Звонок мобильного очень кстати. Рука тянется к письменному столу, хватает слимфон, глаза хотят увернуться и не могут – от его экрана, заполненного плотной женщиной в бордовом платье, немо раскрывающей рот, торжественно разводящей руки. Оркестр. Песня. Обязательная нагрузка к слимфону. Концерты и новости с бегущей строкой. Хочешь быть на связи – терпи и радуйся, что поющих теток и строгих дикторш можешь хотя бы лишить голоса. Не хочешь терпеть – отключай мобильный со всеми потрохами.
Андрей. «Надо встретиться». Встречались же вчера! Обнялись, попрощались. Сегодня столько дел, чемодан не собран. Главное – хотелось подольше побыть с Викой.
Почудилось, что Андрей хотел сказать: «Не телефонный разговор», но не решился даже на это. Да нет, маразм, до такого дело не дошло. Андрей – один из самых верных, несгибаемых. Занимается нейтральнейшим делом – литературовед-китаист. Остроумный, независимый.
– Ну, все, все, мама! Я тороплюсь. Андрей зачем-то опять хочет повидаться. Постараюсь вернуться пораньше, еще поговорим. А насчет телевизора – не вздумай. И так все ясно.
Мать гладила лицом к стене, махнула рукой и неожиданно спокойно попросила поскорее помыться – ей надо налить ванну, поскольку на этой неделе опять будут отключать воду с двенадцати до восемнадцати. Полные ведра уже стоят на кухне и в санузле. Всегда запасает с избытком. Под кроватью у нее коробки с мылом и крупой.
Вместо прощания с трагическим лицом пожурила за мокрые волосы и напомнила о крысах в подъезде – открыв дверь, сначала нужно топнуть ногой, чтобы разбежались.
Крысы до пятого этажа добираются редко.
С каждым этажом сгущались вонь и черные разводы на ступенях. Окурки, плевки, бумажки. Железные двери. Железная дверь, облитая чем-то маслянистым. Жирные отслоения желтой краски на стенах. Водочная бутылка у разинувшего пасть забитого мусоропровода.
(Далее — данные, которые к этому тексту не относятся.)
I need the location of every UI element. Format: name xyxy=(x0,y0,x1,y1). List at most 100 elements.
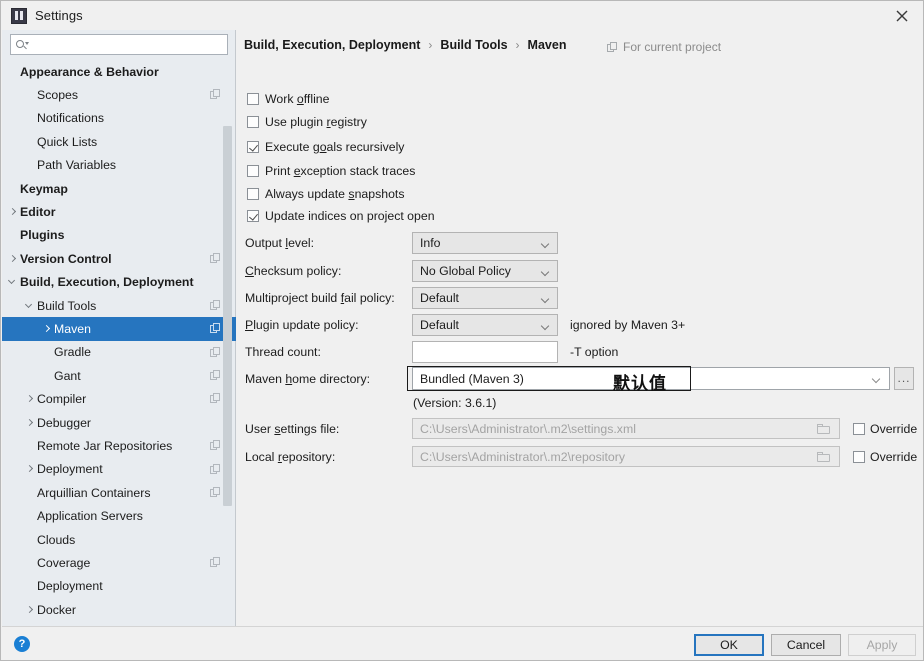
sidebar-item-label: Clouds xyxy=(37,532,76,547)
breadcrumb-item-1[interactable]: Build Tools xyxy=(440,38,507,52)
search-input[interactable] xyxy=(31,37,211,52)
tree-arrow-placeholder xyxy=(23,135,37,149)
chevron-right-icon[interactable] xyxy=(40,322,54,336)
checkbox-box xyxy=(853,422,865,435)
chevron-glyph xyxy=(42,324,51,333)
sidebar-item-arquillian-containers[interactable]: Arquillian Containers xyxy=(2,481,236,504)
label-part: Execute g xyxy=(265,140,320,154)
local-repository-input[interactable]: C:\Users\Administrator\.m2\repository xyxy=(412,446,840,467)
sidebar-item-scopes[interactable]: Scopes xyxy=(2,83,236,106)
sidebar-item-label: Path Variables xyxy=(37,158,117,173)
checkbox-work-offline[interactable]: Work offline xyxy=(247,92,330,106)
sidebar-item-notifications[interactable]: Notifications xyxy=(2,107,236,130)
folder-icon[interactable] xyxy=(817,424,831,435)
chevron-glyph xyxy=(8,254,17,262)
tree-arrow-placeholder xyxy=(23,111,37,125)
tree-arrow-placeholder xyxy=(6,65,20,79)
plugin-update-policy-row: Plugin update policy: Default ignored by… xyxy=(245,314,685,336)
sidebar-item-label: Scopes xyxy=(37,88,79,103)
output-level-select[interactable]: Info xyxy=(412,232,558,254)
label-part: Print xyxy=(265,164,294,178)
sidebar-item-coverage[interactable]: Coverage xyxy=(2,551,236,574)
project-scope-icon xyxy=(210,463,221,475)
cancel-button[interactable]: Cancel xyxy=(771,634,841,656)
sidebar-item-deployment[interactable]: Deployment xyxy=(2,575,236,598)
checkbox-use-plugin-registry[interactable]: Use plugin registry xyxy=(247,115,367,129)
sidebar-item-label: Gant xyxy=(54,368,81,383)
chevron-down-icon[interactable] xyxy=(23,299,37,313)
sidebar-item-maven[interactable]: Maven xyxy=(2,317,236,341)
sidebar-item-keymap[interactable]: Keymap xyxy=(2,177,236,200)
vertical-scrollbar[interactable] xyxy=(223,126,232,506)
sidebar-item-path-variables[interactable]: Path Variables xyxy=(2,154,236,177)
label-part: Use plugin xyxy=(265,115,327,129)
project-scope-icon xyxy=(210,487,221,498)
sidebar-item-label: Docker xyxy=(37,602,76,617)
plugin-update-policy-value: Default xyxy=(420,318,459,332)
output-level-value: Info xyxy=(420,236,441,250)
tree-arrow-placeholder xyxy=(40,345,54,359)
sidebar-item-application-servers[interactable]: Application Servers xyxy=(2,504,236,527)
sidebar-item-gradle[interactable]: Gradle xyxy=(2,341,236,364)
user-settings-file-row: User settings file: C:\Users\Administrat… xyxy=(245,418,917,439)
sidebar-item-build-tools[interactable]: Build Tools xyxy=(2,294,236,317)
sidebar-item-label: Debugger xyxy=(37,415,92,430)
sidebar-item-deployment[interactable]: Deployment xyxy=(2,458,236,481)
multiproject-fail-policy-select[interactable]: Default xyxy=(412,287,558,309)
thread-count-input[interactable] xyxy=(412,341,558,363)
sidebar-item-plugins[interactable]: Plugins xyxy=(2,224,236,247)
chevron-down-icon xyxy=(540,267,550,277)
checkbox-always-update-snapshots[interactable]: Always update snapshots xyxy=(247,187,404,201)
sidebar-item-debugger[interactable]: Debugger xyxy=(2,411,236,434)
help-icon[interactable]: ? xyxy=(14,636,30,652)
search-box[interactable] xyxy=(10,34,228,55)
sidebar-item-appearance-behavior[interactable]: Appearance & Behavior xyxy=(2,60,236,83)
sidebar-item-label: Editor xyxy=(20,205,56,220)
breadcrumb-item-2: Maven xyxy=(527,38,567,52)
close-icon[interactable] xyxy=(879,1,923,30)
user-settings-file-input[interactable]: C:\Users\Administrator\.m2\settings.xml xyxy=(412,418,840,439)
checksum-policy-select[interactable]: No Global Policy xyxy=(412,260,558,282)
chevron-right-icon[interactable] xyxy=(23,603,37,617)
chevron-right-icon[interactable] xyxy=(6,205,20,219)
tree-arrow-placeholder xyxy=(6,182,20,196)
chevron-right-icon[interactable] xyxy=(23,392,37,406)
chevron-down-icon[interactable] xyxy=(6,275,20,289)
tree-arrow-placeholder xyxy=(23,486,37,500)
sidebar-item-label: Deployment xyxy=(37,579,103,594)
thread-count-label: Thread count: xyxy=(245,345,321,359)
plugin-update-policy-select[interactable]: Default xyxy=(412,314,558,336)
chevron-right-icon[interactable] xyxy=(23,462,37,476)
label-part: Work xyxy=(265,92,297,106)
folder-icon[interactable] xyxy=(817,452,831,463)
checkbox-print-exception-stack-traces[interactable]: Print exception stack traces xyxy=(247,164,415,178)
local-repository-override-checkbox[interactable]: Override xyxy=(853,450,917,464)
sidebar-item-quick-lists[interactable]: Quick Lists xyxy=(2,130,236,153)
ok-button[interactable]: OK xyxy=(694,634,764,656)
checkbox-execute-goals-recursively[interactable]: Execute goals recursively xyxy=(247,140,404,154)
tree-arrow-placeholder xyxy=(23,158,37,172)
breadcrumb-item-0[interactable]: Build, Execution, Deployment xyxy=(244,38,420,52)
user-settings-override-checkbox[interactable]: Override xyxy=(853,422,917,436)
sidebar-item-version-control[interactable]: Version Control xyxy=(2,247,236,270)
chevron-right-icon[interactable] xyxy=(6,252,20,266)
sidebar-item-label: Version Control xyxy=(20,251,112,266)
checkbox-update-indices-on-project-open[interactable]: Update indices on project open xyxy=(247,209,435,223)
breadcrumb-separator: › xyxy=(515,38,520,52)
sidebar-item-docker[interactable]: Docker xyxy=(2,598,236,621)
sidebar-item-compiler[interactable]: Compiler xyxy=(2,387,236,410)
maven-home-browse-button[interactable]: ... xyxy=(894,367,914,390)
sidebar-item-build-execution-deployment[interactable]: Build, Execution, Deployment xyxy=(2,271,236,294)
multiproject-fail-policy-value: Default xyxy=(420,291,459,305)
sidebar-item-editor[interactable]: Editor xyxy=(2,200,236,223)
checkbox-label: Print exception stack traces xyxy=(265,164,415,178)
maven-settings-panel: Build, Execution, Deployment › Build Too… xyxy=(237,30,923,626)
chevron-right-icon[interactable] xyxy=(23,416,37,430)
maven-version-note: (Version: 3.6.1) xyxy=(413,396,497,410)
sidebar-item-clouds[interactable]: Clouds xyxy=(2,528,236,551)
project-scope-icon xyxy=(210,393,221,404)
plugin-update-policy-hint: ignored by Maven 3+ xyxy=(570,318,686,332)
chevron-glyph xyxy=(25,605,34,613)
sidebar-item-remote-jar-repositories[interactable]: Remote Jar Repositories xyxy=(2,434,236,457)
sidebar-item-gant[interactable]: Gant xyxy=(2,364,236,387)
Как тяжело будет матери подниматься с продуктами.
Они сидели на первом, целых три штуки. Лениво, не сразу, порскнули под лестницу, к детской коляске.
Хуже всего жить на первом и пятом. На первом крысы проникают сквозь дыры под раковиной, на пятом – протечки крыши.
Вонь продолжается и на улице, за дверью со сломанным домофоном. Открытая клетушка, толстая кишка мусоропровода, напоказ выставляла отвратительное мушиное месиво.
Можно ли будет когда-нибудь тосковать по этой пятиэтажке? Сказать о ней: это был мой дом? В какие-то времена приговоренная к сносу, так его и не дождалась, осталась маяться, как больная старуха, опостылевшая собственным детям – когда же, наконец, отмучается? Потому не меняли ободранные котами обои, не покупали новую мебель – зачем, если скоро переедут в новый дом, в светлые квартиры с высокими потолками и большими лоджиями, где наконец-то начнется новая жизнь? А она так и не началась.
А вот вам напротив – новая жизнь, которая-таки состоялась пятнадцать лет тому назад. Тогда пришли люди, приехали экскаваторы. Срубили деревья, снесли детскую площадку. Были демонстрации, пикеты. Сосед дядя Коля, ныне покойный, лег в глину перед грузовиком. И перед глазами вырос огороженный, со шлагбаумом, дом, который мать почему-то называет башней. Наша пятиэтажка, слава богу, не обрушилась, но, глядя в чужие окна, вплотную хвастающиеся благополучием, униженно и бесповоротно осознала свою нищую дряхлость.
Ха, новая жизнь! Что с ней стало? Где шлагбаум, где таджики с лопатами и швабрами? Нет шлагбаума, машины немыты и стары, мусоропроводы тоже захлебнулись мусором, а крысы бегают друг к другу в гости – от нас к ним и наоборот.
А люди, люди… Счастливчики, хотя и не небожители-сволочи («башня» была хороша, но не элитна), когда-то смотревшие на нас приветливо-горделиво, сейчас опускают глаза. Да и они ли это, дети ли тех обитателей «башни», которым казалось, что дальше будет только лучше?
Как можно так жить? Как можно такое любить? Какие, к черту, березки?